Le premier scénario envisagé, vu comme un scénario socle, porte sur l'amélioration de l'indemnisation dans le cadre des régimes accidents du travail – maladies professionnelles (AT-MP), en réponse aux constats effectués par la mission dans la deuxième partie du rapport. Ce scénario vise plusieurs objectifs. Le premier est d'améliorer l'évolutivité des tableaux des maladies professionnelles, pour qu'ils soient plus à jour au regard des expertises scientifiques. Pour porter son appréciation sur ce point, la mission s'est référée à l'expertise collective de l'INSERM de 2013, déjà citée par Jean-Bernard Castet. Comme vous l'aurez constaté, la mission ne comptait aucun expert scientifique, car notre rôle n'était pas de cet ordre. Nous nous sommes en revanche entretenus avec des experts scientifiques pour savoir quelle était la bonne source sur laquelle nous appuyer, en l'état des connaissances au moment de la mission. En l'occurrence, c'est l'expertise de l'INSERM qui a guidé les recommandations de la mission.

Le premier scénario vise également à améliorer l'égalité de traitement entre les victimes professionnelles. Il s'agit, d'abord, de garantir l'égalité entre les exploitants agricoles et les salariés agricoles. En effet, s'il existe des tableaux de maladies professionnelles en lien avec les pesticides pour ces deux catégories de population, les niveaux de réparation sont différents. L'égalité de traitement passe, ensuite, par une meilleure articulation entre les différents régimes de sécurité sociale. Ainsi, il a semblé à la mission que le fait de relever de différents régimes ne devait pas faire obstacle à l'existence d'une couverture des risques à ce titre. En particulier, un exemple a été souvent donné : celui du salarié d'une usine de production d'herbicides, qui relève du régime général et, de ce fait, n'a pas accès à l'indemnisation, puisque celle-ci découle des tableaux de maladies professionnelles du régime agricole.

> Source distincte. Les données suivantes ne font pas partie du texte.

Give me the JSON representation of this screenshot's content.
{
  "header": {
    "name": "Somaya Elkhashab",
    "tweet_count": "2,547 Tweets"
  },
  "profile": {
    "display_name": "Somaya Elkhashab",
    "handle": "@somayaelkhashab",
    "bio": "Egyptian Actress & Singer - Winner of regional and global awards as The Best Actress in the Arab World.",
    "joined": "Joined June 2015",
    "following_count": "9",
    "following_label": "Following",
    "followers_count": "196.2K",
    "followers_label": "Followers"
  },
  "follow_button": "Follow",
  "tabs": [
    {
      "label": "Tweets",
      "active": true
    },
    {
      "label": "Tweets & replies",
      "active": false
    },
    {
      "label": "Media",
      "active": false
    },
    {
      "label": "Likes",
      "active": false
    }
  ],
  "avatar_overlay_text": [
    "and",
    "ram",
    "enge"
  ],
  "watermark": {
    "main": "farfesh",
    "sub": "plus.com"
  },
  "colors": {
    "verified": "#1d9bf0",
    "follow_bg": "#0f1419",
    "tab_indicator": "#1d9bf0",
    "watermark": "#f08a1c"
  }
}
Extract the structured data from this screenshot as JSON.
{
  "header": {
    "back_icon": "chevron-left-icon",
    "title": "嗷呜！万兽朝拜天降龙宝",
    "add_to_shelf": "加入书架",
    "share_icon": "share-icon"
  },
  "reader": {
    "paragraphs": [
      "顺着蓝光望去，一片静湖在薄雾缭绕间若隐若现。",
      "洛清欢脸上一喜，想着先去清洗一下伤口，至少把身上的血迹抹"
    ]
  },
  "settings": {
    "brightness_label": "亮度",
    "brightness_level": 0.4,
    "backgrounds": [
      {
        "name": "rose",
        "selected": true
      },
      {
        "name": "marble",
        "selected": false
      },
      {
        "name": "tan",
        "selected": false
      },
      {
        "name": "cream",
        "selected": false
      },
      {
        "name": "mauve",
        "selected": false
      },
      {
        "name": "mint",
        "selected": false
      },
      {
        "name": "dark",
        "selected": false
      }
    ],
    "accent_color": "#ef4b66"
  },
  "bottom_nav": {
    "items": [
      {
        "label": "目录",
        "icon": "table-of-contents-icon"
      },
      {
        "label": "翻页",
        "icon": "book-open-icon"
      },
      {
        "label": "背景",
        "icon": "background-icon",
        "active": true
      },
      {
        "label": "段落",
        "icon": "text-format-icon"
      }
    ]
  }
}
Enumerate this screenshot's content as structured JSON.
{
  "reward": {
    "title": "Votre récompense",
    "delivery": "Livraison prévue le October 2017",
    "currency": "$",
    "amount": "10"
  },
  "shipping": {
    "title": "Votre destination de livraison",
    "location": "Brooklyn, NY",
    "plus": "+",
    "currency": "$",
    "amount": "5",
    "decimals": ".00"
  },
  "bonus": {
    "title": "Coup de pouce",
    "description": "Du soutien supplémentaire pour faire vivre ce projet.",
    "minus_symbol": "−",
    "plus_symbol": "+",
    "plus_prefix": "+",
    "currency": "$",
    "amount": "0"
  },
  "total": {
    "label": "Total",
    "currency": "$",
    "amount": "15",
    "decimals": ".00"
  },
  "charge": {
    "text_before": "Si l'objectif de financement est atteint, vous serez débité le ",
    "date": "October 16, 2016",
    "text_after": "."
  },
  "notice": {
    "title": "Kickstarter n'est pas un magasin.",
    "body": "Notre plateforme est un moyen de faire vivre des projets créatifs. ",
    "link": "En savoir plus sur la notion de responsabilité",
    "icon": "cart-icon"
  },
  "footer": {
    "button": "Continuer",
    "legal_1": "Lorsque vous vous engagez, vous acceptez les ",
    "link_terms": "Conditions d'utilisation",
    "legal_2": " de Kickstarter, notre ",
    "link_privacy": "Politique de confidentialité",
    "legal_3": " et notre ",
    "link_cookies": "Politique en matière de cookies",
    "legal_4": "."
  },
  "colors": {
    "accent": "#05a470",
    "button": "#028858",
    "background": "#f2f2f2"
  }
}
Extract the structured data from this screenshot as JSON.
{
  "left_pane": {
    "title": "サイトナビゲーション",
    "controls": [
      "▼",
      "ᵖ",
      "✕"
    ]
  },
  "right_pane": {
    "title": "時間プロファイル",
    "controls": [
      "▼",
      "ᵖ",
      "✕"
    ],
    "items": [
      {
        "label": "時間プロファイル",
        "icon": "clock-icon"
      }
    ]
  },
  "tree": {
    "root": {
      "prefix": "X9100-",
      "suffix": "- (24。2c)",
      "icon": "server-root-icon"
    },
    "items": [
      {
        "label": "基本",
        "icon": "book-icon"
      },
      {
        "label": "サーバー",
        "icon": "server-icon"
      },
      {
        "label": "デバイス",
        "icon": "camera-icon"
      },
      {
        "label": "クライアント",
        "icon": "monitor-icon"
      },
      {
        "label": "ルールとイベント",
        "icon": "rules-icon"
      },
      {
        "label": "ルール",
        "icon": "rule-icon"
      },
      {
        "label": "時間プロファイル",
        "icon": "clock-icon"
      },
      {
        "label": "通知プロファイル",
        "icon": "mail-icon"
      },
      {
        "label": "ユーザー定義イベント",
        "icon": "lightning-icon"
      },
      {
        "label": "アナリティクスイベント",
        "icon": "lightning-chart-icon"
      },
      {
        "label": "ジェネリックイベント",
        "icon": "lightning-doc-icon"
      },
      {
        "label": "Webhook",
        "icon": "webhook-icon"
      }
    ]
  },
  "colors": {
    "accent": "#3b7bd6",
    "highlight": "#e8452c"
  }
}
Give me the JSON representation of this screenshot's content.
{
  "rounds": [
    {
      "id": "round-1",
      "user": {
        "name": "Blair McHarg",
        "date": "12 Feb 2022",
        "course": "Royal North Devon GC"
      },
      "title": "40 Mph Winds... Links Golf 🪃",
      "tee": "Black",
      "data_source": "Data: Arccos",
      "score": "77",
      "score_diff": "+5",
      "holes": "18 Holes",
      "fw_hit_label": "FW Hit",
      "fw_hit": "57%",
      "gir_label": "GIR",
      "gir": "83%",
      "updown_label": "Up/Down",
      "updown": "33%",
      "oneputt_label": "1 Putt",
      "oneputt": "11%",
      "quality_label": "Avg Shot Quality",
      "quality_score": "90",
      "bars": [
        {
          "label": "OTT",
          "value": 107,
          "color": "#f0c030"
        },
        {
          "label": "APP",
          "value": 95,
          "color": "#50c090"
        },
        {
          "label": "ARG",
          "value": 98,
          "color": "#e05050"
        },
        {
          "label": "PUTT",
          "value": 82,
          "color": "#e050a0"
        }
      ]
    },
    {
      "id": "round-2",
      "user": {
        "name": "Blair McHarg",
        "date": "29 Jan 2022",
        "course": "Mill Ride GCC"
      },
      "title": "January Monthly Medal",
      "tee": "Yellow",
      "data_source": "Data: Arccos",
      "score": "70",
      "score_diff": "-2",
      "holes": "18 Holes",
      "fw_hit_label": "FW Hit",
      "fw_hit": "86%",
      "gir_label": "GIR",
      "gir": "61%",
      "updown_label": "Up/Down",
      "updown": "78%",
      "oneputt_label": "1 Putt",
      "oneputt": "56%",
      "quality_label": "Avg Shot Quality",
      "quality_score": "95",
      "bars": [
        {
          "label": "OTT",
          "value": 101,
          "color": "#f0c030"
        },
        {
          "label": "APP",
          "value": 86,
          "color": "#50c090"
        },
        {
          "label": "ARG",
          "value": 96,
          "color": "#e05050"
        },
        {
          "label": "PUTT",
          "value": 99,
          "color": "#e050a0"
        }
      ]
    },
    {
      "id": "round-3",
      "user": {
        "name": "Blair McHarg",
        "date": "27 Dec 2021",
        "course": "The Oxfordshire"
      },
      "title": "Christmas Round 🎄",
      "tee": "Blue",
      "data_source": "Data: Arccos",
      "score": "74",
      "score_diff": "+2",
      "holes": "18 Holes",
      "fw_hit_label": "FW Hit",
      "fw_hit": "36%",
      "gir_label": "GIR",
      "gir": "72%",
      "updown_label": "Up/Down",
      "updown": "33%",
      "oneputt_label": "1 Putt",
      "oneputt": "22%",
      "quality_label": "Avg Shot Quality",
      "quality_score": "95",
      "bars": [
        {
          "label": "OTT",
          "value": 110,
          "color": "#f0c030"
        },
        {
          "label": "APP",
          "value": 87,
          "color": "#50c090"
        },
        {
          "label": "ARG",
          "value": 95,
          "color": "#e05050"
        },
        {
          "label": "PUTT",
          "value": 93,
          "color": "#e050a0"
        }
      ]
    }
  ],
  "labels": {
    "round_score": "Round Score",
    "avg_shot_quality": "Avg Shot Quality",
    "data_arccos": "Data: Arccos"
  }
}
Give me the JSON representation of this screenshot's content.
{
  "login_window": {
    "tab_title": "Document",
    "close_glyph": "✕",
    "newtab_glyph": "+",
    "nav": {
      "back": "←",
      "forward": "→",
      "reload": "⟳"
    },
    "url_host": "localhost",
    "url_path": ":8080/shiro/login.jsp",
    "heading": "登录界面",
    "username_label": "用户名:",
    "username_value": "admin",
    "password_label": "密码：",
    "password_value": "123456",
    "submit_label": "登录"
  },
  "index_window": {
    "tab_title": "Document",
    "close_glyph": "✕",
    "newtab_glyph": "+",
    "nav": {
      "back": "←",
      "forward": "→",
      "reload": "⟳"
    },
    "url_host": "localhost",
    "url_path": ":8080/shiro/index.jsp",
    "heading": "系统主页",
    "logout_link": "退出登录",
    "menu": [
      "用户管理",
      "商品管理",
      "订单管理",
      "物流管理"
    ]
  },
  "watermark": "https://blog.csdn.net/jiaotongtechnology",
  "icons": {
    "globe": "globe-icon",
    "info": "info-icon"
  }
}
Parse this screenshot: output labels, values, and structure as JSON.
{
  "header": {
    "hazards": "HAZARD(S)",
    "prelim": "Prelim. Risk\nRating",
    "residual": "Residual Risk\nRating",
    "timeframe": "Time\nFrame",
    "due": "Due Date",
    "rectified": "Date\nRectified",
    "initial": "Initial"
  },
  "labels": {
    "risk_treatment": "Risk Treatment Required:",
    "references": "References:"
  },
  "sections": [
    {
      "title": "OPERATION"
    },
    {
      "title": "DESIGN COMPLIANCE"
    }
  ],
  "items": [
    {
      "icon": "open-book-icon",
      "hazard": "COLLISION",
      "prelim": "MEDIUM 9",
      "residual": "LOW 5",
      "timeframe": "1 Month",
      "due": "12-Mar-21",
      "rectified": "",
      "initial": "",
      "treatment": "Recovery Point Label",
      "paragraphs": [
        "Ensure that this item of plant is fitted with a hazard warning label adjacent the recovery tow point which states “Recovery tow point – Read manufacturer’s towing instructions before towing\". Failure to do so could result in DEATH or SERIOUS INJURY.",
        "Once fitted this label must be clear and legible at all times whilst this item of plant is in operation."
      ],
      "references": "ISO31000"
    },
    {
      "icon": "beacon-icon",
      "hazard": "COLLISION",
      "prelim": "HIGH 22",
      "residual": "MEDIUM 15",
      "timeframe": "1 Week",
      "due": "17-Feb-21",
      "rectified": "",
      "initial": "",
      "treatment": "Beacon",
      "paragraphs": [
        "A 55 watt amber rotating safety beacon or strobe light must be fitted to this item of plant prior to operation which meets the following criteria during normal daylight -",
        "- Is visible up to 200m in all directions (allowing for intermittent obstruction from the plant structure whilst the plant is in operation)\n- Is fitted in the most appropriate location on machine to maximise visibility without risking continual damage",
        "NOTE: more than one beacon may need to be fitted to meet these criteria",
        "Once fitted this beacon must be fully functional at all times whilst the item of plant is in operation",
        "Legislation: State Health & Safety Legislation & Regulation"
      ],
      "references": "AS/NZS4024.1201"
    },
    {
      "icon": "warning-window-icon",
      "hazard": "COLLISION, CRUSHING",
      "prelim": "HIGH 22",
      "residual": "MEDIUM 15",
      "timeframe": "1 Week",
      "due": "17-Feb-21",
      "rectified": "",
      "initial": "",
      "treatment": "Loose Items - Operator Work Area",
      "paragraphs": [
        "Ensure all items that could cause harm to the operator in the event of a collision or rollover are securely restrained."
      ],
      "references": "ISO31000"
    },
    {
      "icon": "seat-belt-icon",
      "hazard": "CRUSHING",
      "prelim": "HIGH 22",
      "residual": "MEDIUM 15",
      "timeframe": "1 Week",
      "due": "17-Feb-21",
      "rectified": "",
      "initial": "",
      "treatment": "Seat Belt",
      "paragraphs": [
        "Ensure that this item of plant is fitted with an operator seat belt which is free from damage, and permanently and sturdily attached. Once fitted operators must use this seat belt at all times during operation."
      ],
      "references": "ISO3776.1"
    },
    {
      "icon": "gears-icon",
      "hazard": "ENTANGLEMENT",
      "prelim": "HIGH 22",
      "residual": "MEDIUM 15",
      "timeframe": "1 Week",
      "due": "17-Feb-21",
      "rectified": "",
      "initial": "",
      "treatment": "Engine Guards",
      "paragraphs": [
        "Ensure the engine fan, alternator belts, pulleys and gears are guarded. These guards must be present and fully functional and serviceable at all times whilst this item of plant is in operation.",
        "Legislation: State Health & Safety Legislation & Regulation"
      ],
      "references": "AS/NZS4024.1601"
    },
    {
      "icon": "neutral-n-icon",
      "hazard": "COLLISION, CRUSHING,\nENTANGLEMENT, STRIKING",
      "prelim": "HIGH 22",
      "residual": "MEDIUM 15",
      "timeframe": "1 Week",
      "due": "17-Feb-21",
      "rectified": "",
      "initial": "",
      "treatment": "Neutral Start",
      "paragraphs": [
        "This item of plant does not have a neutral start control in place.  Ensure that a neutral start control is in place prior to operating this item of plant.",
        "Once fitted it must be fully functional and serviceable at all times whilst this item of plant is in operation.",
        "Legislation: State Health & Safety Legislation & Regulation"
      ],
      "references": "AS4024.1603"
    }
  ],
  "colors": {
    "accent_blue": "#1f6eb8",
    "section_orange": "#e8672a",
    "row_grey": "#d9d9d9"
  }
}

Enfin, dans ce scénario, nous proposons de mener des campagnes d'information, qui sont nécessaires pour faire baisser le non-recours aux droits. En effet, les droits sont mal connus – non seulement par les victimes, mais également par les médecins amenés à intervenir dans le processus de reconnaissance de maladie professionnelle.

Les autres scénarios, numérotés de deux à sept, sont quant à eux présentés dans l'hypothèse où les pouvoirs publics souhaiteraient créer un fonds d'indemnisation. Ils se distinguent les uns des autres par trois variables. La première concerne les pathologies couvertes : il s'agirait d'étendre le champ des pathologies couvertes actuellement par les tableaux de maladies professionnelles des régimes agricoles, et ce en cohérence avec l'expertise délivrée par l'INSERM en 2013.

La deuxième variable est le champ des populations couvertes. L'idée est d'étendre la population cible à indemniser au-delà du périmètre du régime accidents du travail – maladies professionnelles. Cette extension vise notamment les proches et les enfants victimes du fait de l'exposition professionnelle de leurs parents, pour lesquels l'expertise collective de l'INSERM fait état d'une présomption forte de causalité en ce qui concerne certains cancers ou malformations. Les retraités, qui ne bénéficient plus du régime accidents du travail – maladies professionnelles, alors même que les pathologies peuvent mettre un certain temps à apparaître, seraient eux aussi visés par cette extension du champ.

La troisième variable qui guide les différents scénarios est le niveau de la réparation. Deux options ont été présentées par la mission, avec des chiffrages différents, dépendant de l'ampleur de la réparation, celle-ci étant soit forfaitaire, soit intégrale.

Pour finir, la mission a tenté, comme le lui demandait la lettre de mission, d'estimer les dépenses en fonction des différents scénarios. À cet égard, il est essentiel de noter, comme la mission l'a indiqué, que les chiffrages avancés sont des ordres de grandeur destinés à guider les pouvoirs publics, que des difficultés méthodologiques importantes ont été rencontrées et que le nombre de sources était réduit.